Andrii Yusov, the spokesman for Ukraine's military intelligence said in televised remarks late Thursday that Kyiv has urged Moscow to hand over the bodies of those who died in the Jan. 24 crash, but it has refused to do so. He reaffirmed Ukraine's call for an international probe into the crash that would determine whether the cargo plane carried weapons or passengers along with the crew.
Russia and Ukraine have traded accusations over the crash, with Moscow accusing Kyiv of killing its own men and Ukraine dismissing Moscow’s assertions as “rampant Russian propaganda.”
Kyiv has neither confirmed nor denied that its forces downed the Il-76, and Russia’s claim that the crash killed Ukrainian POWs couldn’t be independently verified. Ukrainian officials emphasized that Moscow didn’t ask for any specific stretch of airspace to be kept safe for a certain length of time, as it has for past prisoner exchanges.

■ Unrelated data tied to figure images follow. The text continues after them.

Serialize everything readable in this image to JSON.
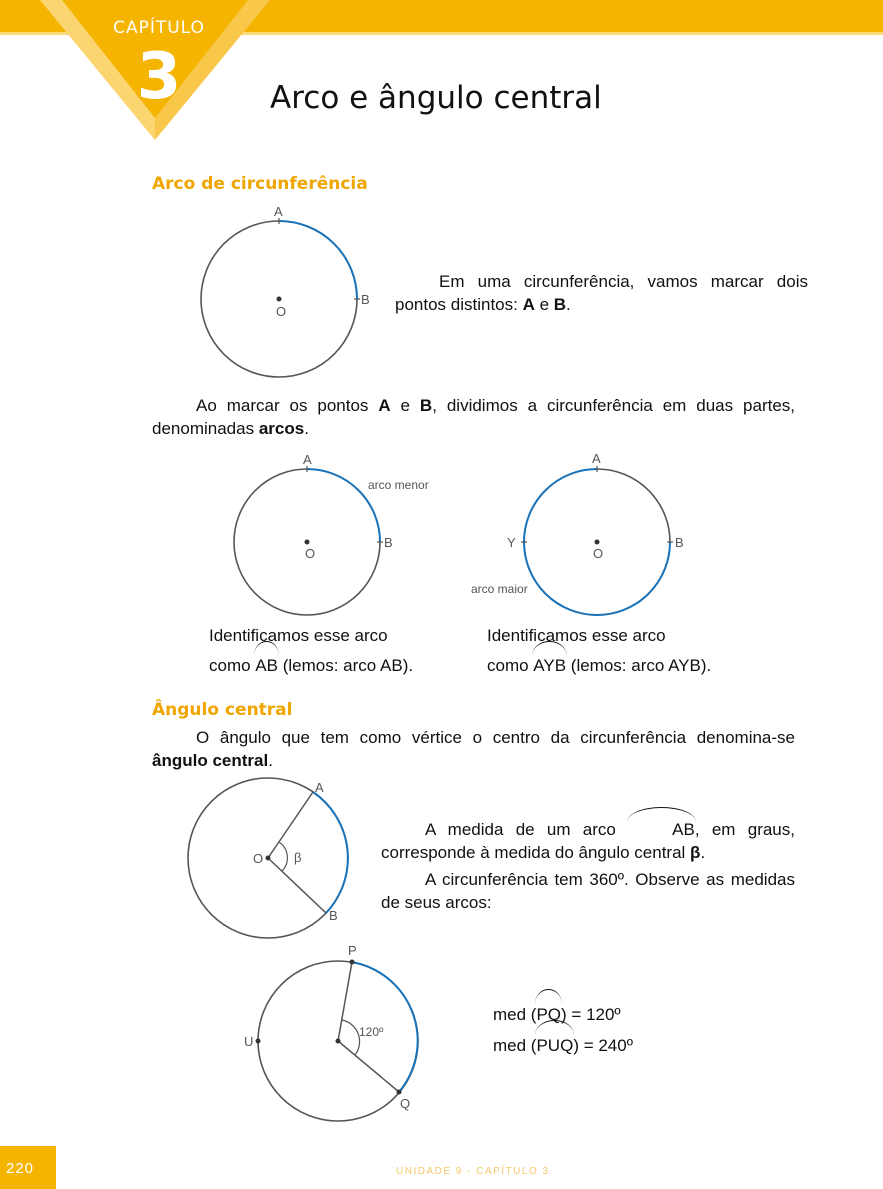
{
  "header": {
    "chapter_label": "CAPÍTULO",
    "chapter_number": "3",
    "title": "Arco e ângulo central"
  },
  "section1": {
    "title": "Arco de circunferência",
    "fig1": {
      "point_a": "A",
      "point_b": "B",
      "center": "O"
    },
    "intro": {
      "text1": "Em uma circunferência, vamos marcar dois pontos distintos: ",
      "a": "A",
      "and": " e ",
      "b": "B",
      "end": "."
    },
    "para2": {
      "t1": "Ao marcar os pontos ",
      "a": "A",
      "and": " e ",
      "b": "B",
      "t2": ", dividimos a circunferência em duas partes, denominadas ",
      "arcos": "arcos",
      "end": "."
    },
    "fig2": {
      "point_a": "A",
      "point_b": "B",
      "center": "O",
      "arc_label": "arco menor"
    },
    "fig3": {
      "point_a": "A",
      "point_b": "B",
      "point_y": "Y",
      "center": "O",
      "arc_label": "arco maior"
    },
    "caption2": {
      "line1": "Identificamos esse arco",
      "como": "como ",
      "arc": "AB",
      "rest": " (lemos: arco AB)."
    },
    "caption3": {
      "line1": "Identificamos esse arco",
      "como": "como ",
      "arc": "AYB",
      "rest": " (lemos: arco AYB)."
    }
  },
  "section2": {
    "title": "Ângulo central",
    "def": {
      "t1": "O ângulo que tem como vértice o centro da circunferência denomina-se ",
      "bold": "ângulo central",
      "end": "."
    },
    "fig4": {
      "point_a": "A",
      "point_b": "B",
      "center": "O",
      "angle": "β"
    },
    "p1": {
      "t1": "A medida de um arco ",
      "arc": "AB",
      "t2": ", em graus, corresponde à medida do ângulo central ",
      "beta": "β",
      "end": "."
    },
    "p2": "A circunferência tem 360º. Observe as medidas de seus arcos:",
    "fig5": {
      "point_p": "P",
      "point_q": "Q",
      "point_u": "U",
      "angle": "120º"
    },
    "med1": {
      "prefix": "med (",
      "arc": "PQ",
      "suffix": ") = 120º"
    },
    "med2": {
      "prefix": "med (",
      "arc": "PUQ",
      "suffix": ") = 240º"
    }
  },
  "footer": {
    "page_number": "220",
    "running_text": "UNIDADE 9  -  CAPÍTULO 3"
  },
  "colors": {
    "accent": "#F5B400",
    "arc_blue": "#1A73B8",
    "heading": "#F0A500"
  }
}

Russian President Vladimir Putin's spokesman Dmitry Peskov told the state RIA Novosti news agency on Friday that the Kremlin hadn't received a Ukrainian request to hand over the bodies.
Putin said Wednesday that Russia wouldn’t just welcome but would “insist” on an international inquiry into the plane's downing that he described as a “crime” by Ukraine.
Yusov said in televised remarks that some of Ukrainian POWs who were meant to be part of a prisoner exchange on the day of the plane crash were swapped Wednesday when about 200 Ukrainian prisoners of war returned home.
Russia’s Investigative Committee, the main state criminal investigation agency, said Thursday that its probe into the crash found that the Il-76 military transport plane was brought down by the U.S.-made Patriot air defense system, which Western allies have supplied to Kyiv.
Russian officials claimed there were 74 people on board, including 65 Ukrainian prisoners of war, six crew members and three Russian servicemen. All were reported killed when the plane hit the ground and exploded in a giant fireball in the Belgorod region near Ukraine.
The Investigative Committee said investigators have found over 670 body fragments and identified all the crash victims.
The committee said that it also has recovered 116 fragments of two missiles that were fired from a Patriot system from near the village of Lyptsi in the Kharkiv region of Ukraine. It showed a video that purported to show some missile fragments lying in the snow with visible markings ostensibly proving their origin.
Russia, meanwhile, has continued to pummel Ukraine with long-range strikes, with the 1,500-kilometer (930-mile) front line remaining largely static as the conflict approaches the two-year mark.
Ukraine’s Air Force said it intercepted 11 out of 24 Iranian Shahed drones that Russia fired overnight, adding that seven drones didn’t reach their targets and were “lost” on the way.
In Kryvyi Rih, Ukrainian President Volodymyr Zelenskyy’s hometown, a drone attack damaged an energy infrastructure facility leaving 100,000 recipients without electricity and left 113 coal miners stranded underground, according to Mayor Oleksandr Vilkul. He said all the miners were brought to safety after electrical supply was partially restored.